The Value of the Seal River Watershed in Two Languages

By Stephanie Thorassie

In a world rapidly losing large, healthy lands, the Seal River Watershed offers an exception. A recent report found that the watershed remains 99.97 per cent intact. That means an area the size of Nova Scotia is free of mining developments and permanent roads, and sustains animals, plants, boreal forest, and clean waters.

By leaving these lands as they are, we are helping the planet.

Photo (credit: Ernie Bussidor)

The report, called A Value on the Priceless, looked at benefits the land provides and assigned an economic value to them. It estimated that the Seal River Watershed generates about $214 million a year in value from caribou harvest, ecotourism, mental health and wellbeing, and species conservation.

The watershed also holds an enormous amount of carbon—equivalent to 8 years’ worth of Canada’s greenhouse gas emissions. Storing that carbon alone generates at least $314 million in value, according to the report.

This kind of report analyzes what is known as “ecological goods and services,” and it is a distinctly western approach.

Indigenous communities don’t tend to think of the land in terms of dollar amounts and economic returns.

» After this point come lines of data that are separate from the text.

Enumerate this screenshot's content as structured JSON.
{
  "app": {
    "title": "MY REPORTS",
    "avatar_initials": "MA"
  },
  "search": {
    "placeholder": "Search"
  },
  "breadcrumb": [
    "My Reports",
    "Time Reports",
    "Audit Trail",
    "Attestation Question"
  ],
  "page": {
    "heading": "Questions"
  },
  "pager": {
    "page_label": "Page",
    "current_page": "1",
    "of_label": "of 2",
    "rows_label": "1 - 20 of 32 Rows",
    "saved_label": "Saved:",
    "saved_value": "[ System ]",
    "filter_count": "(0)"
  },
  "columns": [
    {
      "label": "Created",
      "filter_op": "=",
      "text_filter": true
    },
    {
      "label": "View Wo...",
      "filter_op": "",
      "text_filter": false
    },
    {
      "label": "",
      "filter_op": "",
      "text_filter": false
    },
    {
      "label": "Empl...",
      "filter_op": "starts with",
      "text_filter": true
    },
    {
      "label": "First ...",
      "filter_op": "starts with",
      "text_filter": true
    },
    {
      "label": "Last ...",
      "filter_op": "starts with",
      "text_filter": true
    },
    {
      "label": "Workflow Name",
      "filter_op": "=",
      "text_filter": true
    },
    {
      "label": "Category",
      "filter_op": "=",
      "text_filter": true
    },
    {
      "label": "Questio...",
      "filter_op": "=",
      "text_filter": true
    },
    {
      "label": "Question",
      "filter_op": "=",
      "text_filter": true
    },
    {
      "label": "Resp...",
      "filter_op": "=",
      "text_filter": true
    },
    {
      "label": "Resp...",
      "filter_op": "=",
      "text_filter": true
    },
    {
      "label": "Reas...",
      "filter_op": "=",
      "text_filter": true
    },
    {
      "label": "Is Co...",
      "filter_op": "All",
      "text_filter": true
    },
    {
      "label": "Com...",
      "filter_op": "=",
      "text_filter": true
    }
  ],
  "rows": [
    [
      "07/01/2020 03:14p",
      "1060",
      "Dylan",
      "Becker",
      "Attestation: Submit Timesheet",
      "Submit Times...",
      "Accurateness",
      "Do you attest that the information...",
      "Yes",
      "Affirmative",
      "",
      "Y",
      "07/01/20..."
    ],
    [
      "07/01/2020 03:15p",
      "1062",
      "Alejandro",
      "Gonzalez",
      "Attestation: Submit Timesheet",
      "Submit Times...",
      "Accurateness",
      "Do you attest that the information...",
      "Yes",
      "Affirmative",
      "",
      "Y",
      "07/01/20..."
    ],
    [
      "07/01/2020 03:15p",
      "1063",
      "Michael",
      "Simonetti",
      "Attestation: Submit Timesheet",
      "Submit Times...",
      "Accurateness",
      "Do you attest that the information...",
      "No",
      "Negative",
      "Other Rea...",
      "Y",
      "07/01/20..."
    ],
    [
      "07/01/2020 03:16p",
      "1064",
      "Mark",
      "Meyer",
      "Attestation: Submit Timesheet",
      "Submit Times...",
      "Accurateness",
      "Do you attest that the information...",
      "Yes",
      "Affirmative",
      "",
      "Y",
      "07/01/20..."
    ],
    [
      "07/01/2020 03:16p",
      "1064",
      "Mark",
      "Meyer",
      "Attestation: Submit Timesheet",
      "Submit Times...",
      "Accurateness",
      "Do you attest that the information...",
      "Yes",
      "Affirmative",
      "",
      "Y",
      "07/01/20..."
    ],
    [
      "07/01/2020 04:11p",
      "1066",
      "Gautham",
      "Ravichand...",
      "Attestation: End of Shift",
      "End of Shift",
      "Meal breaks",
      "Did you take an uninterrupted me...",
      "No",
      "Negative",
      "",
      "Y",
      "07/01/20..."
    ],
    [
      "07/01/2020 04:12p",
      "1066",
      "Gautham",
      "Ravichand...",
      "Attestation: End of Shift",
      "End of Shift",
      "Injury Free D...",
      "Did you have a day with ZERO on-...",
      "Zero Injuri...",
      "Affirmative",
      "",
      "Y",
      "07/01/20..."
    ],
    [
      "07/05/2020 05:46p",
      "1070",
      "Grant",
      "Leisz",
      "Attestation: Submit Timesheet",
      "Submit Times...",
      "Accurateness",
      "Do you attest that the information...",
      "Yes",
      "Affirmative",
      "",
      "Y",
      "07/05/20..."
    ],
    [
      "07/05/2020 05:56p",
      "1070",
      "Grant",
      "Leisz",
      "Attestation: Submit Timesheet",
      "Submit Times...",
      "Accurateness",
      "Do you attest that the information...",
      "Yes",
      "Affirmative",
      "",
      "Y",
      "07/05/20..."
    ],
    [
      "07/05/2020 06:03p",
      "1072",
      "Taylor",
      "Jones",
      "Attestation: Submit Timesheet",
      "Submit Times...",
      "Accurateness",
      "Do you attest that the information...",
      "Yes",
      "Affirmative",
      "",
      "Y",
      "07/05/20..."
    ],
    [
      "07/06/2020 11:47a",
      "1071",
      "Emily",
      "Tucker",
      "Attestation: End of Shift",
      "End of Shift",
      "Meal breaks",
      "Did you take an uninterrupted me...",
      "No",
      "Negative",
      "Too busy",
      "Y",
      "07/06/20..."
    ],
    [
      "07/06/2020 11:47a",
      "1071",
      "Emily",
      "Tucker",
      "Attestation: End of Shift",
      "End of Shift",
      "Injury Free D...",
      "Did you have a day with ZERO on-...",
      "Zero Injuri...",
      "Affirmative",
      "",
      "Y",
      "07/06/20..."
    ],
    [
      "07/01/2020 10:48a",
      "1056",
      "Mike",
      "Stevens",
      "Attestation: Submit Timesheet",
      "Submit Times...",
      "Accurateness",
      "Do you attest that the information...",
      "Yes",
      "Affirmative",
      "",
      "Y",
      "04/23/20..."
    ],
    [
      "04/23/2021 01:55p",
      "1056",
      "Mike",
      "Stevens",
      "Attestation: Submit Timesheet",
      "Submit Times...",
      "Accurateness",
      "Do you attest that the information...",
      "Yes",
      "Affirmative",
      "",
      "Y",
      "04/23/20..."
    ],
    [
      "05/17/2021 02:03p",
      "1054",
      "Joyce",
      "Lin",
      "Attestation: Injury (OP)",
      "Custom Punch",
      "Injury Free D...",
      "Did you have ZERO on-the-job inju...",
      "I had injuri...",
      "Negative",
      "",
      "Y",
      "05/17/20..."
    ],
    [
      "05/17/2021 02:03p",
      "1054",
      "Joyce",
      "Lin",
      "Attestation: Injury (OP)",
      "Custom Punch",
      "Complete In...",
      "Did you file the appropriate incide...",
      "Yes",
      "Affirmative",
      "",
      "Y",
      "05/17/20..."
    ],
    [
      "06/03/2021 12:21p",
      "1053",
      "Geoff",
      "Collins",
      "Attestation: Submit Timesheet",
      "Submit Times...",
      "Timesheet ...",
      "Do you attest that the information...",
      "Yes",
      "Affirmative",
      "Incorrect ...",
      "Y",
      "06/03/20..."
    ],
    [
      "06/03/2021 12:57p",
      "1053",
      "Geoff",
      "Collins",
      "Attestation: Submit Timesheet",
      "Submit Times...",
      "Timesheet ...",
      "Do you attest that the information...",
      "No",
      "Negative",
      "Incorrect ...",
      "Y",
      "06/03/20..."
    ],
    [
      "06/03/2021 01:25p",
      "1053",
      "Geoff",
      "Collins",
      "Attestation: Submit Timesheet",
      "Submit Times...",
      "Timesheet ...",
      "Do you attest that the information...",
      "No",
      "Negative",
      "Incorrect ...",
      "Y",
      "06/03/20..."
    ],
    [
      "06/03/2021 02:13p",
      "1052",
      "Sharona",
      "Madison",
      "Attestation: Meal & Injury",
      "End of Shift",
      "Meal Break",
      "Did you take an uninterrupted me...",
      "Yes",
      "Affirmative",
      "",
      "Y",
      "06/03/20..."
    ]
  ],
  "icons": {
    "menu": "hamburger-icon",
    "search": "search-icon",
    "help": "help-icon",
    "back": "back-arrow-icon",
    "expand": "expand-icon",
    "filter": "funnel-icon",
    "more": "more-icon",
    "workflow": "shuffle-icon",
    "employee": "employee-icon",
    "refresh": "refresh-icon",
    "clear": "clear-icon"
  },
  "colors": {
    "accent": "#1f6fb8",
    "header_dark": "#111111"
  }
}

We know the land sustains us. It feeds our languages and cultures, and it supports our relationship with caribou, fish, berries, medicinal plants, and more. These are the values we honour.  

The Seal River Watershed Alliance commissioned this report because we want to collect different kinds of information so people from different cultures understand why these lands and waters matter to communities, Manitoba, and the world.

To advance the Indigenous Protected Area, we want to come to the table with the kind of information policy makers and government officials need. They have to figure out how to pay for projects and what delivers a return on investment. We are preparing reports that offer the answers they need.

We are adding western analysis to all the knowledge our communities already have. Indigenous knowledge is older than universities. Our people have been in the Seal River Watershed for millennia, and we know the many benefits the land provides.

Whether you look at it from an Indigenous lens or from this report’s “ecological goods and services” perspective, the picture of the watershed is clear. These lands help sustain people, animals, and the planet. There are not many pristine places left in the world. We know the value of ensuring the Seal River Watershed remains healthy for generations to come.